Anyone who knows anything about the Jeremy Thorpe Affair can instantly reel off the name of the gunman who shot Norman Scott’s Great Dane Rinka: Andrew “Gino” Newton. Similarly, Thorpe nuts — an erudite if excitable bunch — are unlikely to be troubled by Newton’s all-too-apt nickname: Chickenbrain. But what’s less well known is that before Newton embarked on his ill-starred trip to Dunstable to shoot Norman Scott (who actually lived in Barnstable), another would-be hitman was offered the job.
This was a dealer in antique firearms called Dennis Meighan who claims to have been approached by a man describing himself as “a representative of Jeremy Thorpe”. Would Meighan consider “silencing” Scott for the good of the Liberal Party, and a £13,500 fee? Meighan was sufficiently interested to drive down to Devon to have a look at Scott before getting cold feet and heading back.
Later on, he had a sudden, if inexplicable, attack of conscience and confessed to the police. A few days later, Meighan was asked to come into a West London police station to sign his statement. But once there, he was surprised to find that all references to Thorpe and the Liberal Party had been mysteriously deleted.
The veteran BBC reporter Tom Mangold, who made the BBC4 documentary The Jeremy Thorpe Scandal, is convinced that the order to “doctor” Meighan’s statement must have come from very high up indeed, possibly from the then Home Secretary. If so, the finger would point at either Robert Carr or Roy Jenkins — Meighan is a bit vague about dates.
I mention this just in case any readers are inclined to dismiss Adam Macqueen’s debut novel as being too far-fetched. With great ingenuity, Macqueen has taken the bone bones of the Thorpe Affair, done some judicious tweaking, and turned them into a first-rate conspiracy thriller. In the Macqueen version, a former rent boy who goes by the name of “Tommy Wildeblood” investigates the murder of another “renter” whose body is found in Hampstead Ponds — Peter Wildeblood, you will doubtless recall, was one of the last men to be imprisoned for homosexuality in England.
It’s an investigation that leads Wildeblood from the public toilets of Soho up to the highest levels of government, taking in Tom Driberg, Cyril Smith and Harold Wilson’s “Spymaster-General” George Wigg along the way — as well as Marcia Falkender and her famous handbag, whose contents, she always claimed, could cause Wilson’s instant ruin.

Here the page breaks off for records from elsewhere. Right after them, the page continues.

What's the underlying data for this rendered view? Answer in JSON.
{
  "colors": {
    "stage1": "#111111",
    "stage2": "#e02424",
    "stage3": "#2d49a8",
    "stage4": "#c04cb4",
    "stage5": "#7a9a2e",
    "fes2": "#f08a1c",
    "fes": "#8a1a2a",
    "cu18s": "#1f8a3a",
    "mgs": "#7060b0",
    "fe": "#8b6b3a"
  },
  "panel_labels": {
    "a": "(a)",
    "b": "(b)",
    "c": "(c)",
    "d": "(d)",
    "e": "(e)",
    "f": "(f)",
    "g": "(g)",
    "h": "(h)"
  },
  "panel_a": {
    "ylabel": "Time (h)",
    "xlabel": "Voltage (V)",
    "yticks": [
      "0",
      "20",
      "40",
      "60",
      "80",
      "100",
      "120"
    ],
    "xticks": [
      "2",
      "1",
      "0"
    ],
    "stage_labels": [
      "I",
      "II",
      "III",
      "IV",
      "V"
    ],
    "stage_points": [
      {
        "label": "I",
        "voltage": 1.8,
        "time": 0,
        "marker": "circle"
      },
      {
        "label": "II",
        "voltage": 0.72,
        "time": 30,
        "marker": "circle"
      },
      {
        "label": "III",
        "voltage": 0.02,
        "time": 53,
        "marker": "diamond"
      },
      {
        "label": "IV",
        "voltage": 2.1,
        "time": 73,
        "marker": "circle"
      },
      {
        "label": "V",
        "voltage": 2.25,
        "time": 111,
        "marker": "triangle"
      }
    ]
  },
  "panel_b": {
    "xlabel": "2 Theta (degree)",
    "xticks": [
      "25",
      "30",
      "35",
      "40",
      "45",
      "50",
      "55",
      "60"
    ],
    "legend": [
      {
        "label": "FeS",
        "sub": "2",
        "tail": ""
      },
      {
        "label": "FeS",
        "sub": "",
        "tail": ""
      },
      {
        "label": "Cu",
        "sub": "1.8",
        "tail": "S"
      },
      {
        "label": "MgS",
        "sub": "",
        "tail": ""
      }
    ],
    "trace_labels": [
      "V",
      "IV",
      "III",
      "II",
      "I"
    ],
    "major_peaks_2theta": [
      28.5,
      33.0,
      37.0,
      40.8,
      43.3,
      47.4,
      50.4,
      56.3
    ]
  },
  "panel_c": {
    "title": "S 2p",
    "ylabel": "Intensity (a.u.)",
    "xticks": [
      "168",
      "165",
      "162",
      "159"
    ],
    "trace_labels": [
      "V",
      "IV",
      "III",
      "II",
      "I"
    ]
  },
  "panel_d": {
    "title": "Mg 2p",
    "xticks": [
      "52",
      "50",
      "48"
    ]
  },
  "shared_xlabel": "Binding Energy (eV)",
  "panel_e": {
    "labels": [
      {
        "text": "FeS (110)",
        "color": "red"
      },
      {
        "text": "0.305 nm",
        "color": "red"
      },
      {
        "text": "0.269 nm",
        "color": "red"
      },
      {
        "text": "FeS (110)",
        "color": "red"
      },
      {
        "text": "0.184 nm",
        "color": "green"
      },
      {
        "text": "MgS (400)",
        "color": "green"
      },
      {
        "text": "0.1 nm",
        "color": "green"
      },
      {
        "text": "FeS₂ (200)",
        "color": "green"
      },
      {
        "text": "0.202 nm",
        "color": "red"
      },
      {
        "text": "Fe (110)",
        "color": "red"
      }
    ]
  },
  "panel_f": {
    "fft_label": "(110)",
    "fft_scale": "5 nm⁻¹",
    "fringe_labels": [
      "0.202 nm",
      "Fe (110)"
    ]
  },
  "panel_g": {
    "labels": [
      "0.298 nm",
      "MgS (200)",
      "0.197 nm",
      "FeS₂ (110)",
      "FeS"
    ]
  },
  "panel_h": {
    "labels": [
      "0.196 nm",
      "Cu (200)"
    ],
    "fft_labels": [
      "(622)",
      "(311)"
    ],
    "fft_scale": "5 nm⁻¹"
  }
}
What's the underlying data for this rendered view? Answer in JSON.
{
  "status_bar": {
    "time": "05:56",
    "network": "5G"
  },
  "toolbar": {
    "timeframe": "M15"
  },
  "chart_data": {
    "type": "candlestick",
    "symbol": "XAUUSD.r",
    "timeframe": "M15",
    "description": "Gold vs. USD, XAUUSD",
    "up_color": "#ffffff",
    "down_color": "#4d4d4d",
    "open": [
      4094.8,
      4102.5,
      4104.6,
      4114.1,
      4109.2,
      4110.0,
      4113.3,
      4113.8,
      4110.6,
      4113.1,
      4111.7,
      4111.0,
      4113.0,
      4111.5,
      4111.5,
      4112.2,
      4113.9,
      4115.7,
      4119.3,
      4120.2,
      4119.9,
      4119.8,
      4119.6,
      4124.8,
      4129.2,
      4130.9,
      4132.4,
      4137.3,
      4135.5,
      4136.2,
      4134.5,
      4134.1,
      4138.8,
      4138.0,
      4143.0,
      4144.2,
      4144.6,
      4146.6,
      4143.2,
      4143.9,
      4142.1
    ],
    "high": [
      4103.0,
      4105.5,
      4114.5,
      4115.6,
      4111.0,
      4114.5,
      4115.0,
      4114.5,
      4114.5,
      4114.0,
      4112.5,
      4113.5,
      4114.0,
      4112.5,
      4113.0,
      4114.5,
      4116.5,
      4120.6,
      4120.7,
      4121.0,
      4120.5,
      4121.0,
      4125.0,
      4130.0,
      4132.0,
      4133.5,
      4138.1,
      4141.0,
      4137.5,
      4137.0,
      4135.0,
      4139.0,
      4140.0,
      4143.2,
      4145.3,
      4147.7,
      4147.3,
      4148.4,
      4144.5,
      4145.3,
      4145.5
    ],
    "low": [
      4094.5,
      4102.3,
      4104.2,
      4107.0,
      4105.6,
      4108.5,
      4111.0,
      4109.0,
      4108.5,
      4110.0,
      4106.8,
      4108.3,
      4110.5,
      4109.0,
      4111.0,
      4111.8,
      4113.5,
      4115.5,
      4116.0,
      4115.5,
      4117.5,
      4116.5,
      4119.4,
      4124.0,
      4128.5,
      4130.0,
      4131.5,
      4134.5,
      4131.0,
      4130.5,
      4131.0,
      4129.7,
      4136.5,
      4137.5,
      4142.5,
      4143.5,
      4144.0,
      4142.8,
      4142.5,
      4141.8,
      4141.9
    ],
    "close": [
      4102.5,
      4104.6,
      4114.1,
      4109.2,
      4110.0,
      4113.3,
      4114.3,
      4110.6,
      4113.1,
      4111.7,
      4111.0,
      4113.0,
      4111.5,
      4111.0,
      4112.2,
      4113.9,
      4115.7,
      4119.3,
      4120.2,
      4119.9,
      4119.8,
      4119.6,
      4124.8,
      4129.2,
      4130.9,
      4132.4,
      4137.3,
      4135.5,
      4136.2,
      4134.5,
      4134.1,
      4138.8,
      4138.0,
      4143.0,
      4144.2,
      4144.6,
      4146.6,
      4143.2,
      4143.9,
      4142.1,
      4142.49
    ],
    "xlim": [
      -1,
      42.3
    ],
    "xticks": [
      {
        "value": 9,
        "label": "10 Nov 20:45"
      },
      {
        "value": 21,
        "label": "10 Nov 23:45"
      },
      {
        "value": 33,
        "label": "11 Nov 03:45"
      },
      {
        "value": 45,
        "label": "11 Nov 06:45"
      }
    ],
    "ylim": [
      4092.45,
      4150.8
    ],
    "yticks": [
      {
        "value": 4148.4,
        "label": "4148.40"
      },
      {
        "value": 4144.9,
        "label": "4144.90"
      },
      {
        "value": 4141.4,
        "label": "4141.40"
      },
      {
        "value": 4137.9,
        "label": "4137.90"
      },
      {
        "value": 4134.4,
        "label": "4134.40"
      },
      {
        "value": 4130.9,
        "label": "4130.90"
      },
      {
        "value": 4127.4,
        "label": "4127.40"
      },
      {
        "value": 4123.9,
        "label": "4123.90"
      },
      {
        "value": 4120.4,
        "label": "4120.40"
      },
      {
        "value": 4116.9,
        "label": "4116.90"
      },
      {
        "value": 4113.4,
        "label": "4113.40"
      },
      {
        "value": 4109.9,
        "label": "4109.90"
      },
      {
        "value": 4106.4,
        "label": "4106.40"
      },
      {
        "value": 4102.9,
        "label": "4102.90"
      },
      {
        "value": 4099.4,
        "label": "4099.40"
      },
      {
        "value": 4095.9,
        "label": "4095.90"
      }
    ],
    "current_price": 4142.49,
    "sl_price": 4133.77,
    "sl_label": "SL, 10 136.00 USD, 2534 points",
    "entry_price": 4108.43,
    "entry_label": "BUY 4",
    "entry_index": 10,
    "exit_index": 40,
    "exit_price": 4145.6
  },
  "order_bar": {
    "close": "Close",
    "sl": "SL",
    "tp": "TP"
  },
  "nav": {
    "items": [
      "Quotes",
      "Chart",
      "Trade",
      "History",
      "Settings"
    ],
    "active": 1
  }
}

One of the remarkable things about Macqueen’s book is how little tweaking he has had to do to make his narrative plausible; if anything, his alternative reality often makes more sense than the real thing. In Macqueen’s version, it wasn’t Rinka who was bumped off on that stormy night on Exmoor in October 1975. Instead, it was “poor old Norman” who copped a bullet through the head.
To cling on to power, Wilson desperately needs the support of the Liberals, led of course by Jeremy Thorpe — in reality, it was Ted Heath who toyed with the idea of a coalition, but eventually talks came to nothing.
All this raises an intriguing question: what do you do when you’re prime minister and your coalition partner turns out to be a homicidal maniac? As portrayed here, the answer is simple: you use every means at your disposal to stop his murderous escapades from becoming public knowledge.
Despite only being one year old at the time, Macqueen has caught the spirit of the times perfectly. This is a world where Emmanuelle II (directed by the — once again — all-too-aptly named Just Jaekin), is showing in the cinemas; where the army surplus store Lawrence Corner near Euston is considered to be the height of shabby-chic; and where racists are still known as “racialists”.
But it’s not only the background details that are spot-on. Macqueen has also managed to make sense of one of the great mysteries of twentieth-century British politics: why did Harold Wilson suddenly resign in March 1976? Was it because he realised he was suffering from the early symptoms of dementia (the official version)? Or was it because he knew there was every chance he would end up in jail if he didn’t (Macqueen’s)? And just in case you should be wondering why the right-wing tycoon, James Goldsmith, did his damnedest to get Private Eye closed down back in those dark, demented days, there’s an eminently satisfying explanation to be found here.
Best of all, Macqueen has managed to create a really memorable main character. Like his namesake Peter, Tommy Wildeblood is brave, clever and brimming with moral indignation. But he’s also vulnerable, wanton and willing to do just about anything to keep his head above water.
After I finished writing A Very English Scandal, I took a solemn vow — that I would rather spit-roast my own offspring than read anything else about the Jeremy Thorpe Affair. Seldom have I gone back on my word with more pleasure. As boldly conceived as it is vividly realised, Beneath the Streets is a delight.